I began to wonder if he could read my thoughts because of the sad way he watched me, like he missed that most of all too. So I said, “What?” hoping he’d finally share...something.

But he shook his head and glanced away as if to tell me he hadn’t been thinking anything worth noting. Then he said, “You drink coffee now.”

I glanced down at my cup in shock as if, wow, I did drink coffee now. He was right; I hadn’t done that when I’d known him before. Granted, I’d only been sixteen, but still... I used to complain about how my father made himself look so important whenever he drank his morning dose. Yet, here I was, drinking it now too.

Knox had noticed the change. It gave me a moment of petty satisfaction, not just because he’d actually noticed, but because he seemed sad about it.

I’d done nothing but see all his differences since he’d gotten out. They’d been shoved in my face repeatedly, screaming at me how he was not the same guy he’d been six years ago. It only seemed fitting that he’d finally see something different in me, and missed the loss of who I’d been.

I shrugged. “Yeah. The first roommate I had after leaving home was a big coffee drinker. She got me into the habit.”

His gaze sharpened. “Pick told me you left your family as soon as you turned eighteen. You don’t have anything to do with them now.”

A part of me wanted to be bitter and snap back, “I thought you didn’t want to talk,” but a bigger part of me was just so freaking glad he finally was.

Acting as casual as possible, I said, “That’s right,” as I took a sip of my drink.

“Why?” he said quietly, his eyes filling with confusion. “Why in God’s name did you disassociate yourself from them?”

I almost spit my coffee out I sputtered so hard from the shock. But really, why did he even need to ask me that? The Bainbridge clan had destroyed any loyalty or compassion I’d ever had for them the night they’d sent Knox to jail. I had begged each family member, cajoled and cried, reasoned and screamed at them. But not one of them had showed him any kind of mercy. Whatever had happened to him these past six years—every single scar on his body—was on their hands.

And so I’d escaped them as soon as it had been legally possible.

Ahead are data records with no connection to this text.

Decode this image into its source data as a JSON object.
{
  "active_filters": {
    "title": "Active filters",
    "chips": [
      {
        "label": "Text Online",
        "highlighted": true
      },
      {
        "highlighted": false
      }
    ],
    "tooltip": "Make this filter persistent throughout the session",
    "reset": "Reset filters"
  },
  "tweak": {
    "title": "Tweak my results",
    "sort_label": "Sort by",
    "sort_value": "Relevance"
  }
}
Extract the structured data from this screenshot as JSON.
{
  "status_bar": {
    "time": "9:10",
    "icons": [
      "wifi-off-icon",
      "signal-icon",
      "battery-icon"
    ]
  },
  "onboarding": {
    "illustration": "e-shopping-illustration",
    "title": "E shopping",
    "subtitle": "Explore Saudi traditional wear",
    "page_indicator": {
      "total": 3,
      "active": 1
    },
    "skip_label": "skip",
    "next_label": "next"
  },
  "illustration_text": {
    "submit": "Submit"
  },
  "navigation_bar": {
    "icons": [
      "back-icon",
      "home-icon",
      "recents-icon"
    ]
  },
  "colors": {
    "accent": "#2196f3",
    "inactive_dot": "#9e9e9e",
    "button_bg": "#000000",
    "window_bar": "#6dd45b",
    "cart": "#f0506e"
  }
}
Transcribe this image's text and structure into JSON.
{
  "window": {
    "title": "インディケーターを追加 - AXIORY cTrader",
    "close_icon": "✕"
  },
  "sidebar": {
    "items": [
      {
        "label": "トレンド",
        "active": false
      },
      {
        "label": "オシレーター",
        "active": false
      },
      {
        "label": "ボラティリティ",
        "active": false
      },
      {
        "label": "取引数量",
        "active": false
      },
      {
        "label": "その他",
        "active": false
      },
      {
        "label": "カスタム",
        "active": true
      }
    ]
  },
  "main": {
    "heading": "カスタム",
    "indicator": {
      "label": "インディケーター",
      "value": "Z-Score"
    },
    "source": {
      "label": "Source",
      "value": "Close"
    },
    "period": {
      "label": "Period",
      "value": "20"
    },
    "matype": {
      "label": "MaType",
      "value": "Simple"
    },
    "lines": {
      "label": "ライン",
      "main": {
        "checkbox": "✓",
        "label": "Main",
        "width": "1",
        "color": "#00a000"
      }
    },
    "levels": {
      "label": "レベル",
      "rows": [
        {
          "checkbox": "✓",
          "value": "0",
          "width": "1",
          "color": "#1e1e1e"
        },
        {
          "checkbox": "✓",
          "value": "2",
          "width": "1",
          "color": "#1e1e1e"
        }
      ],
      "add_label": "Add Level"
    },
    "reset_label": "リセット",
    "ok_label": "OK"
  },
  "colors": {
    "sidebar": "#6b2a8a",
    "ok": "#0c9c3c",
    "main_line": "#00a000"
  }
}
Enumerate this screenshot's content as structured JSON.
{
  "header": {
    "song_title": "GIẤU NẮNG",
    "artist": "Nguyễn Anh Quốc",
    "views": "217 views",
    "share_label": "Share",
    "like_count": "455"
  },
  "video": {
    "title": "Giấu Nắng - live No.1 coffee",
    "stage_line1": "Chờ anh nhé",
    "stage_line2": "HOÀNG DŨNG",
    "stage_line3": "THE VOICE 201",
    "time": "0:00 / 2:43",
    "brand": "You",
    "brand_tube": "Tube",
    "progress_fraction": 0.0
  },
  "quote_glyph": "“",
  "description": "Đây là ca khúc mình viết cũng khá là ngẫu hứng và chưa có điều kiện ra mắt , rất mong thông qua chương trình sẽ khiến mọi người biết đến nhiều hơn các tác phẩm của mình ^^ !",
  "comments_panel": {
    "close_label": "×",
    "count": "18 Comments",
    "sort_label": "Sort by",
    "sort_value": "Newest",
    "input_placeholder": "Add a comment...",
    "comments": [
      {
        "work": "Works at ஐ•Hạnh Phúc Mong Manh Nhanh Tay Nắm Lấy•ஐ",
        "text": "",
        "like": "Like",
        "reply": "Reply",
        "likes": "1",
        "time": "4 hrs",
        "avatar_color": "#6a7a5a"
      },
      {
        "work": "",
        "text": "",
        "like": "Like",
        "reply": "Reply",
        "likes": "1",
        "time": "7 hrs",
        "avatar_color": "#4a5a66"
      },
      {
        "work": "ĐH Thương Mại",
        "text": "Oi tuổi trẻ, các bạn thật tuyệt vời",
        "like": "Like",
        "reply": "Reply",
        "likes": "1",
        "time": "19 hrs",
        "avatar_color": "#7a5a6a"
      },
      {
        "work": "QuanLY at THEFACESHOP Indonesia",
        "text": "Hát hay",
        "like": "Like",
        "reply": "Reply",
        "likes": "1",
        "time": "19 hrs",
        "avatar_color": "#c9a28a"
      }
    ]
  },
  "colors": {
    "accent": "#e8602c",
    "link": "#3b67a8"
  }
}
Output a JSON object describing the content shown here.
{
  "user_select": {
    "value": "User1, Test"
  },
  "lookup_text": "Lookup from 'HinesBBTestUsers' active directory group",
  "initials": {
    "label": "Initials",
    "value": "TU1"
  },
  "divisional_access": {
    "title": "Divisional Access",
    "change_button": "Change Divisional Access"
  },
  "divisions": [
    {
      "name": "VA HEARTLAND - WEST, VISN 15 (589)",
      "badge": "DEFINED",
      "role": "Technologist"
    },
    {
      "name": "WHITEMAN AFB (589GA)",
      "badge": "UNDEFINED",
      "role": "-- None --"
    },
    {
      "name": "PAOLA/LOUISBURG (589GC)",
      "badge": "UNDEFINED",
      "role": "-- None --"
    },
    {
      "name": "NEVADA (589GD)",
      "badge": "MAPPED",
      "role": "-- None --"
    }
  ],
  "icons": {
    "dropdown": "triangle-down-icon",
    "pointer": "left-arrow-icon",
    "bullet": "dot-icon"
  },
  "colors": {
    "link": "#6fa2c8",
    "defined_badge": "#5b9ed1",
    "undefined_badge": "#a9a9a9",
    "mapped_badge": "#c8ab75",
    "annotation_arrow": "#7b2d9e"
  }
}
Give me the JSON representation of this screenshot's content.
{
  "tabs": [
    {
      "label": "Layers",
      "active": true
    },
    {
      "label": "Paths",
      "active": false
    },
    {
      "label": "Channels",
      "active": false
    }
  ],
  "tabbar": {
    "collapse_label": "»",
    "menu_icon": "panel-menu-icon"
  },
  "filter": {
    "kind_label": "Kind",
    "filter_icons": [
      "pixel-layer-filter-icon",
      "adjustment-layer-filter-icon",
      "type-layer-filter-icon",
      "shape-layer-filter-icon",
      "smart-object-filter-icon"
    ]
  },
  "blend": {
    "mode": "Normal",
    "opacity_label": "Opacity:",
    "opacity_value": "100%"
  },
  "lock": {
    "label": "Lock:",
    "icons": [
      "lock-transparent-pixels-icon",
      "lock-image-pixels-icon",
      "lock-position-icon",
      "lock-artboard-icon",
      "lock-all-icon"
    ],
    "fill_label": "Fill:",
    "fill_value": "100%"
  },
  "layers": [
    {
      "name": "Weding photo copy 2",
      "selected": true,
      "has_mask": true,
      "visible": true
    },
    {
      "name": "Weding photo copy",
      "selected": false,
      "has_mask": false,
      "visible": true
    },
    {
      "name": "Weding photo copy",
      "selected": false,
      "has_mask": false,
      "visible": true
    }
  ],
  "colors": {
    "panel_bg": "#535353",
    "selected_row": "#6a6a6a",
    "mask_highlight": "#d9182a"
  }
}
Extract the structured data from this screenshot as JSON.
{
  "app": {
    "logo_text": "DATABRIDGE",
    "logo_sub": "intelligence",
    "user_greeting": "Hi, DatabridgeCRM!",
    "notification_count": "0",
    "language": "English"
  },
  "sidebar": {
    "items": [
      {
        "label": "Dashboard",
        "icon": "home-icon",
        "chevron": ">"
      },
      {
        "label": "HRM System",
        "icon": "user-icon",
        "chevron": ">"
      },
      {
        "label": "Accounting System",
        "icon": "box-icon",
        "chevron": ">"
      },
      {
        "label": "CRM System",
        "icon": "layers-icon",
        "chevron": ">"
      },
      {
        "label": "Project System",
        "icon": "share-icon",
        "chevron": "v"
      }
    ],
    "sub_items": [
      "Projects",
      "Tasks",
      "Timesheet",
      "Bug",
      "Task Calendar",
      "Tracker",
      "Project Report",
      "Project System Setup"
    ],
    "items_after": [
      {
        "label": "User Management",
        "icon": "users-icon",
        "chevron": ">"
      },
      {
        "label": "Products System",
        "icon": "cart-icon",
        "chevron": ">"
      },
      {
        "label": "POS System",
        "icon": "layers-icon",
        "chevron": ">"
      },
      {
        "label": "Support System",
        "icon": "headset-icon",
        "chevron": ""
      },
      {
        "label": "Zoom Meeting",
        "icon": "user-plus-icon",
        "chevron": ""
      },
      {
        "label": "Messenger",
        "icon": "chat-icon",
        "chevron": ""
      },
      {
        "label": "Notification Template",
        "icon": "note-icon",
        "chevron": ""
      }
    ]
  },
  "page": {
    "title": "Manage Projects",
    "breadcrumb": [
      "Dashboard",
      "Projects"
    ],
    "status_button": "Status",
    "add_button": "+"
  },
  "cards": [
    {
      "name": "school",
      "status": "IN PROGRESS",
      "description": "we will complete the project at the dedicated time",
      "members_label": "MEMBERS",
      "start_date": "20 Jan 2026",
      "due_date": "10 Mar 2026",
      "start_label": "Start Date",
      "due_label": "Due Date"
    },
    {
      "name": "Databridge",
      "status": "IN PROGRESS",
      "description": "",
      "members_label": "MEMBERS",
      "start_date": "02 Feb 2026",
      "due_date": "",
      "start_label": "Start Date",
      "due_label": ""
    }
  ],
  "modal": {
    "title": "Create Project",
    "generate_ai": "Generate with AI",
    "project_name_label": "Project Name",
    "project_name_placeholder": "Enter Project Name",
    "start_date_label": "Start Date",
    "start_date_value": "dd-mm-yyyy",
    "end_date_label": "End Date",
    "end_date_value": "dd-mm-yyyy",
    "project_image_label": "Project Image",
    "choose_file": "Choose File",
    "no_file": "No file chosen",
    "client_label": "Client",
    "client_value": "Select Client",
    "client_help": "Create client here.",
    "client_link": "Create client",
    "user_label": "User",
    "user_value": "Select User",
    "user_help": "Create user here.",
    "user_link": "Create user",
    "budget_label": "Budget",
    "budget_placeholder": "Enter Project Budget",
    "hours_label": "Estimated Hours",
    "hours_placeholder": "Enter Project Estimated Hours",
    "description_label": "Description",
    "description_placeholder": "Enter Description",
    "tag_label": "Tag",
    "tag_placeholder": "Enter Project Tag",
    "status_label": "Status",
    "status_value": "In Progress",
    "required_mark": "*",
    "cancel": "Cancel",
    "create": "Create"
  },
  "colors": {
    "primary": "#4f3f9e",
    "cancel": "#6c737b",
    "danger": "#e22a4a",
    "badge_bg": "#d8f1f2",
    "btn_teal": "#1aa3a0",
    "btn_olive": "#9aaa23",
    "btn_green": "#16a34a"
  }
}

“Because they weren’t any kind of family to me,” I said. “When I needed them the most, they weren’t there for me.”

He shook his head. “But—”

“No.” I held up a hand because he didn’t get it. He couldn’t get it. He hadn’t been raised by a true family either. “In the past few months that I’ve worked at Forbidden, I’ve come to know what real family is. And they band together when the going gets tough, they support each other, rib and tease each other, trust each other, and most of all, they accept you for who you are. I never had any of that from my mother, father, or either of my brothers. And dissociating myself from them was the easiest, most amicable decision I ever made. I have never once regretted it.”

“What about college, though?” he pressed, watching me as if he didn’t believe a word I’d just said. “Your big dream. You were supposed to become a child psychologist.”

I sighed, remembering that dream fondly...but not missing the loss of it. Glancing at him, I said, “I decided I didn’t need a fancy degree to help people.”